Trump will be off the campaign trail until at least mid-October, assuming that he recovers. What remains to be seen is how Trump’s rhetoric will change, if at all, when it comes to the pandemic. For so long he has downplayed it, and his response to the pandemic has been slow. He regularly mocked Joe Biden for constantly wearing a mask. Will, there be a stark change in tone, or will he propose scaling back the reopening of many parts of the country? Will he proclaim that he “defeated” COVID and that it isn’t that bad? In a presidency as unpredictable as this one, it is hard to say.
The effects that Trump’s diagnosis will have on the Senate confirmation hearings for Judge Amy Coney Barrett are yet to be known; along with Trump, Republican Senator Mike Lee of Utah, and Republican Senator Thom Tillis of North Carolina, have tested positive for COVID-19. Considering that Republican Senators Lisa Murkowski and Susan Collins have said they won’t support approving a judge until after the election, this may prolong their goal to get another judge onto the Supreme Court before November 3.
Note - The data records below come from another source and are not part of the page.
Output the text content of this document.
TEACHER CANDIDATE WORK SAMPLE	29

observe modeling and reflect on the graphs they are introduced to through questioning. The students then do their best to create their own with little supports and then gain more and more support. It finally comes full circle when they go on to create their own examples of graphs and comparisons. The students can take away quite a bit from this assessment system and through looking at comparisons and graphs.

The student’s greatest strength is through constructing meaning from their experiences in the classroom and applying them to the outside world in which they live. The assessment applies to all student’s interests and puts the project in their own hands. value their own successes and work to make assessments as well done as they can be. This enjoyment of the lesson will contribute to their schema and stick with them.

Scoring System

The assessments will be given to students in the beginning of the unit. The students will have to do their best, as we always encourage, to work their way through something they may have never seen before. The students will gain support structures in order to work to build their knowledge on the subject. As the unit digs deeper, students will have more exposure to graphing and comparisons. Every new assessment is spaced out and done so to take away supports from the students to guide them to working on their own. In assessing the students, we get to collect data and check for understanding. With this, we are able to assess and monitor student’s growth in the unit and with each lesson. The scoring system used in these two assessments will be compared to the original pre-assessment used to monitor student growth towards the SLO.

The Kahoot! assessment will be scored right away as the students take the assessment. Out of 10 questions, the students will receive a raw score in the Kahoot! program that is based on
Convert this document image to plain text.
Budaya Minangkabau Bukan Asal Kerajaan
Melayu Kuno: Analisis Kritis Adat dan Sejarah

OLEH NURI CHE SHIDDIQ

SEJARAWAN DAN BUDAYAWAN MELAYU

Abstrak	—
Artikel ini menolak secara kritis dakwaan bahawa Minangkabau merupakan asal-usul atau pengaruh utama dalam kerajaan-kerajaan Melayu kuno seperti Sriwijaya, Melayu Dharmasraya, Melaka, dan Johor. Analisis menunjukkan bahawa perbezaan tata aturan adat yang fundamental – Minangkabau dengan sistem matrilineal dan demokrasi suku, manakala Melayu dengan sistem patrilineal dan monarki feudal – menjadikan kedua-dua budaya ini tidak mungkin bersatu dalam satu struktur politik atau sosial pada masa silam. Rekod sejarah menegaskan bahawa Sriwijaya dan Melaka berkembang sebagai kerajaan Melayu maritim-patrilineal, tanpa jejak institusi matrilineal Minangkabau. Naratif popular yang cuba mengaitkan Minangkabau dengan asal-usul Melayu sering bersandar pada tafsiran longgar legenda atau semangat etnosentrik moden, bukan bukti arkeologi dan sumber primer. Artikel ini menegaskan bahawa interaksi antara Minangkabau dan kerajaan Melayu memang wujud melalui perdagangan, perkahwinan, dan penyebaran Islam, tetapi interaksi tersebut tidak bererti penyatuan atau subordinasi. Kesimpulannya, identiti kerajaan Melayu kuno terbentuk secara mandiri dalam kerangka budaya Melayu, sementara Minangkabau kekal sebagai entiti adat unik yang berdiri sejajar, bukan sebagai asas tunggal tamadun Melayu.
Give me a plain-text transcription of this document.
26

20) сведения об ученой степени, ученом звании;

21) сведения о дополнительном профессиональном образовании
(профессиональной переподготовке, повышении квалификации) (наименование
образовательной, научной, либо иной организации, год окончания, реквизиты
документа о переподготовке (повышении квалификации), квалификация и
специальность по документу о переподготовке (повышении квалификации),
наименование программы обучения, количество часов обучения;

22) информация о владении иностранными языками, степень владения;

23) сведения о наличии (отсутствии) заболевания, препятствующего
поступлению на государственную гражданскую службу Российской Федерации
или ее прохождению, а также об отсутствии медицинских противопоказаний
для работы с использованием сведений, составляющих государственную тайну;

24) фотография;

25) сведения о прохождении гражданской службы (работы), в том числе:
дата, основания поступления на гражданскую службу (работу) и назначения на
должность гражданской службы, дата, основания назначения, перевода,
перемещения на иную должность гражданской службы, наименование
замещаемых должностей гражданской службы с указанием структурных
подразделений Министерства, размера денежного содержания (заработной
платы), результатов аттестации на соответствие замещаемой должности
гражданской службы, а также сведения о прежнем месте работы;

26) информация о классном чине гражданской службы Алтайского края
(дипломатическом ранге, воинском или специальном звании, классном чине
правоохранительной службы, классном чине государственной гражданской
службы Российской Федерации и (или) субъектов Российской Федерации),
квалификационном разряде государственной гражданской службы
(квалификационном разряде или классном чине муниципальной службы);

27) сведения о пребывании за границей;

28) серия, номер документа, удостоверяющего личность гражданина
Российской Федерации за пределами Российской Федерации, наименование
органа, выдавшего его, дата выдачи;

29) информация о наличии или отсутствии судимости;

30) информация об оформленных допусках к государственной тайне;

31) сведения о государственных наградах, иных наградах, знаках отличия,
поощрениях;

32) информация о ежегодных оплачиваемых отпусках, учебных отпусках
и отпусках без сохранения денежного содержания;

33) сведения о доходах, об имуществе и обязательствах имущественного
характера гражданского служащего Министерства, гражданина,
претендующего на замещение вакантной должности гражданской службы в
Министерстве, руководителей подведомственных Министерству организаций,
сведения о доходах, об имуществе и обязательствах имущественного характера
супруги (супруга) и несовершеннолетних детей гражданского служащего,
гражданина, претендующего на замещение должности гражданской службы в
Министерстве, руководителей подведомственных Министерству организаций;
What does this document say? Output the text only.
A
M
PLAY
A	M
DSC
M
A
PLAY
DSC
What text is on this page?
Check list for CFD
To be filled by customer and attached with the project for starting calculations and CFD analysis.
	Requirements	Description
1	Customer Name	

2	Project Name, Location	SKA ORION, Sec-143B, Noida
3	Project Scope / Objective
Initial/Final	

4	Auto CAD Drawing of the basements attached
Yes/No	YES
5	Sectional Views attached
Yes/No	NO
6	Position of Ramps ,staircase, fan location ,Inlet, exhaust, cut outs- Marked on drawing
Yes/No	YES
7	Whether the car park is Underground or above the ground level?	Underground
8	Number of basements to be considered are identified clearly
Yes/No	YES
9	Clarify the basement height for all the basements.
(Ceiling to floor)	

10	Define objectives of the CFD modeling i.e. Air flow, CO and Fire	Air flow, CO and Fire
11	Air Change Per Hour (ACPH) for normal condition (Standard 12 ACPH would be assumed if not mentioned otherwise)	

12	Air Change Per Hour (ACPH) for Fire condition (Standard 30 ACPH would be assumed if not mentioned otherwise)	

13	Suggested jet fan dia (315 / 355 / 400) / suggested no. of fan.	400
Meanwhile, more than two million Americans have already voted. Texans can only vote by mail if they are 65 or older, are sick or disabled, are out of the country on Election Day or during early voting, or are in jail but still eligible to vote. This means that everyone else who doesn’t fall under one of those qualifications must vote early or on Election Day. It is important that everyone makes a plan for how they’re going to vote, as it can’t be stressed enough how make-or-break this election is. The last day to register to vote is October 5, and early voting starts October 13, running through October 30.